Selon le dernier rapport sur la situation des charges et ressources du Trésor, les dépenses se sont accrues de 43,4 milliards de dirhams, alors que les recettes n’ont progressé que de 28,7 milliards de dirhams.

Recettes fiscales dynamiques mais insuffisantes

Les recettes, calculées nettes des exonérations, restitutions et dégrèvements, ont enregistré un taux de réalisation de 57,4 % par rapport aux prévisions de la loi de finances. Elles progressent de 14,5 % sur un an, soit un apport supplémentaire de 28,7 milliards de dirhams.
Les recettes fiscales représentent l’essentiel de cette dynamique, atteignant 201,8 milliards de dirhams (+27,7 milliards), avec un taux de réalisation de 63,1 %.

Des dépenses ordinaires en forte hausse

Les dépenses ordinaires se sont établies à 213,9 milliards de dirhams à fin juillet, en augmentation de 25,1 milliards par rapport à 2024. Cette hausse s’explique principalement par :

  • la progression des charges liées aux biens et services (+24,7 milliards),

  • la hausse des intérêts de la dette (+4,9 milliards),

  • tandis que les charges de compensation reculent de 4,5 milliards.

Dans le détail, les dépenses de personnel affichent un taux de réalisation de 57,7 %, et celles liées aux autres biens et services 62 %, avec une hausse respective de 10,7 et 14 milliards de dirhams.
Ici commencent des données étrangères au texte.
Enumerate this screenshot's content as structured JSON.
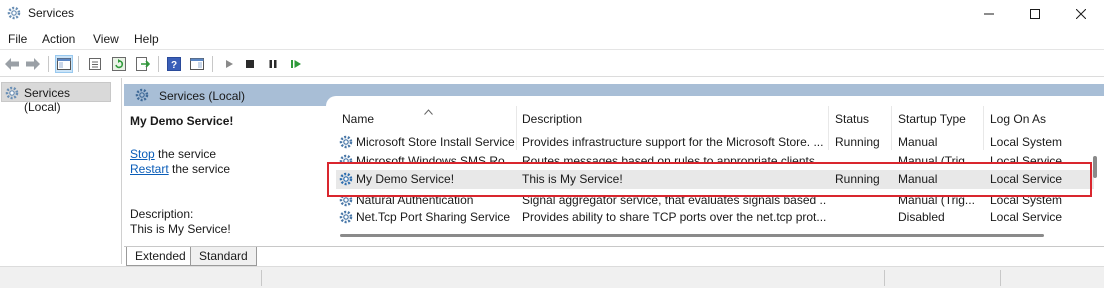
{
  "window": {
    "title": "Services",
    "icon": "gear-icon"
  },
  "menu": [
    "File",
    "Action",
    "View",
    "Help"
  ],
  "toolbar": {
    "buttons": [
      "back-icon",
      "forward-icon",
      "show-hide-console-tree-icon",
      "properties-icon",
      "refresh-icon",
      "export-list-icon",
      "help-icon",
      "action-pane-icon",
      "start-icon",
      "stop-icon",
      "pause-icon",
      "resume-icon"
    ]
  },
  "tree": {
    "selected_label": "Services (Local)"
  },
  "pane": {
    "header_title": "Services (Local)"
  },
  "detail": {
    "service_name": "My Demo Service!",
    "stop_link": "Stop",
    "stop_suffix": " the service",
    "restart_link": "Restart",
    "restart_suffix": " the service",
    "description_label": "Description:",
    "description_value": "This is My Service!"
  },
  "columns": [
    "Name",
    "Description",
    "Status",
    "Startup Type",
    "Log On As"
  ],
  "rows": [
    {
      "name": "Microsoft Store Install Service",
      "description": "Provides infrastructure support for the Microsoft Store. ...",
      "status": "Running",
      "startup": "Manual",
      "logon": "Local System"
    },
    {
      "name": "Microsoft Windows SMS Ro...",
      "description": "Routes messages based on rules to appropriate clients.",
      "status": "",
      "startup": "Manual (Trig...",
      "logon": "Local Service"
    },
    {
      "name": "My Demo Service!",
      "description": "This is My Service!",
      "status": "Running",
      "startup": "Manual",
      "logon": "Local Service"
    },
    {
      "name": "Natural Authentication",
      "description": "Signal aggregator service, that evaluates signals based ...",
      "status": "",
      "startup": "Manual (Trig...",
      "logon": "Local System"
    },
    {
      "name": "Net.Tcp Port Sharing Service",
      "description": "Provides ability to share TCP ports over the net.tcp prot...",
      "status": "",
      "startup": "Disabled",
      "logon": "Local Service"
    }
  ],
  "tabs": [
    "Extended",
    "Standard"
  ],
  "colors": {
    "pane_header": "#a8bed6",
    "selection_row": "#e8e8e8",
    "highlight_box": "#d9262e",
    "link": "#0a5db8"
  }
}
Concernant le service de la dette, le taux de réalisation atteint 64 %, marqué par une augmentation des intérêts de la dette intérieure (+5,7 milliards) et une baisse de ceux de la dette extérieure (–753 millions).

Recul des subventions

Les dépenses de compensation, elles, reculent à 69,5 % d’exécution, pour un montant en baisse de 4,5 milliards. Ce repli est lié à :

  • la diminution des aides au butane (11,9 milliards, –1,6 milliard),

  • au sucre (–939 millions),

  • à la farine nationale de blé tendre (–430 millions),

  • ainsi qu’à la fin du soutien aux professionnels du transport routier (1,6 milliard en 2024).
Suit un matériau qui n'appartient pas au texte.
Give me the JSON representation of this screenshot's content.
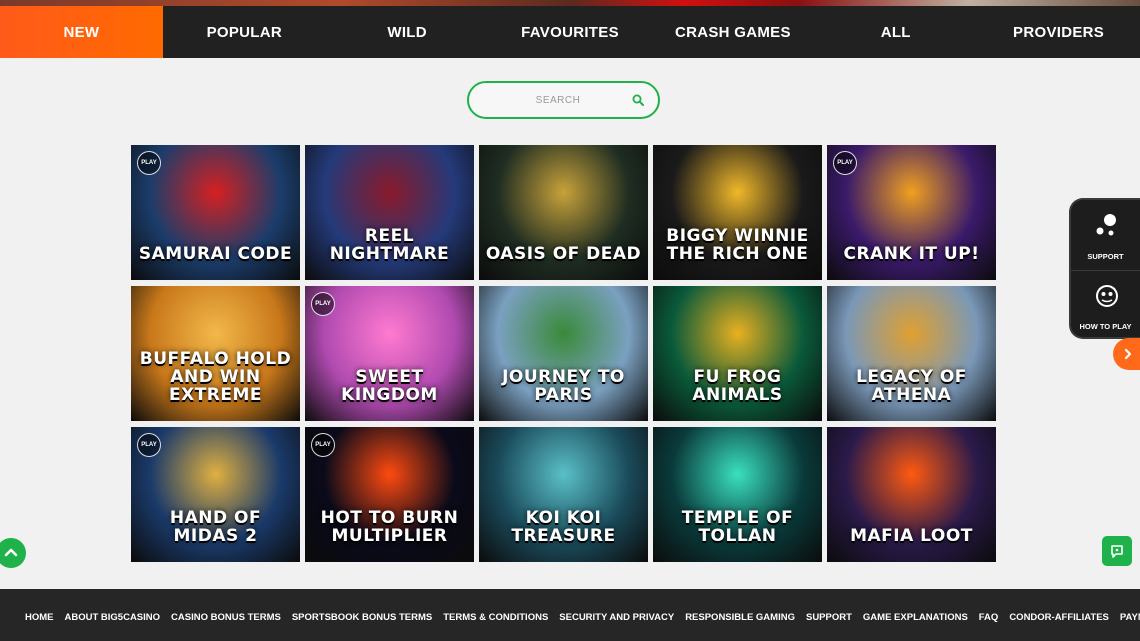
{
  "nav": {
    "tabs": [
      {
        "label": "NEW",
        "active": true
      },
      {
        "label": "POPULAR",
        "active": false
      },
      {
        "label": "WILD",
        "active": false
      },
      {
        "label": "FAVOURITES",
        "active": false
      },
      {
        "label": "CRASH GAMES",
        "active": false
      },
      {
        "label": "ALL",
        "active": false
      },
      {
        "label": "PROVIDERS",
        "active": false
      }
    ]
  },
  "search": {
    "placeholder": "SEARCH",
    "value": ""
  },
  "games": [
    {
      "title": "SAMURAI CODE",
      "play_badge": true,
      "bg": "#1b3d6b",
      "accent": "#d62020"
    },
    {
      "title": "REEL NIGHTMARE",
      "play_badge": false,
      "bg": "#243a7a",
      "accent": "#8a1a2a"
    },
    {
      "title": "OASIS OF DEAD",
      "play_badge": false,
      "bg": "#1f2d22",
      "accent": "#c8a23a"
    },
    {
      "title": "BIGGY WINNIE THE RICH ONE",
      "play_badge": false,
      "bg": "#1a1a1a",
      "accent": "#f0b82a"
    },
    {
      "title": "CRANK IT UP!",
      "play_badge": true,
      "bg": "#3a1a6a",
      "accent": "#f0a020"
    },
    {
      "title": "BUFFALO HOLD AND WIN EXTREME",
      "play_badge": false,
      "bg": "#c8781a",
      "accent": "#f2b84a"
    },
    {
      "title": "SWEET KINGDOM",
      "play_badge": true,
      "bg": "#b04ab0",
      "accent": "#ff7ad0"
    },
    {
      "title": "JOURNEY TO PARIS",
      "play_badge": false,
      "bg": "#7aa0c0",
      "accent": "#3a8a3a"
    },
    {
      "title": "FU FROG ANIMALS",
      "play_badge": false,
      "bg": "#0a5a3a",
      "accent": "#e8b020"
    },
    {
      "title": "LEGACY OF ATHENA",
      "play_badge": false,
      "bg": "#7a98b8",
      "accent": "#e0a030"
    },
    {
      "title": "HAND OF MIDAS 2",
      "play_badge": true,
      "bg": "#1a3a6a",
      "accent": "#e0b040"
    },
    {
      "title": "HOT TO BURN MULTIPLIER",
      "play_badge": true,
      "bg": "#0a0a1a",
      "accent": "#ff4a10"
    },
    {
      "title": "KOI KOI TREASURE",
      "play_badge": false,
      "bg": "#1a4a5a",
      "accent": "#5ac0c8"
    },
    {
      "title": "TEMPLE OF TOLLAN",
      "play_badge": false,
      "bg": "#0a3a3a",
      "accent": "#3ae0c0"
    },
    {
      "title": "MAFIA LOOT",
      "play_badge": false,
      "bg": "#2a1a4a",
      "accent": "#ff5a10"
    }
  ],
  "play_badge_label": "PLAY",
  "side_panel": {
    "support_label": "SUPPORT",
    "how_to_play_label": "HOW TO PLAY"
  },
  "footer": {
    "links": [
      "HOME",
      "ABOUT BIG5CASINO",
      "CASINO BONUS TERMS",
      "SPORTSBOOK BONUS TERMS",
      "TERMS & CONDITIONS",
      "SECURITY AND PRIVACY",
      "RESPONSIBLE GAMING",
      "SUPPORT",
      "GAME EXPLANATIONS",
      "FAQ",
      "CONDOR-AFFILIATES",
      "PAYMENTS"
    ]
  },
  "colors": {
    "accent_orange": "#ff6a00",
    "accent_green": "#1fb14a",
    "nav_bg": "#212121",
    "footer_bg": "#262626"
  }
}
Investissements et comptes spéciaux

L’excédent ordinaire s’établit néanmoins à 12,9 milliards de dirhams, contre 9,3 milliards l’an dernier.
Les dépenses d’investissement atteignent, pour leur part, 60,8 milliards (+3,5 milliards), avec un taux de réalisation de 57,6 %.
Enfin, les comptes spéciaux du Trésor affichent un solde négatif de 7 milliards, après un excédent de 7,8 milliards enregistré en juillet 2024.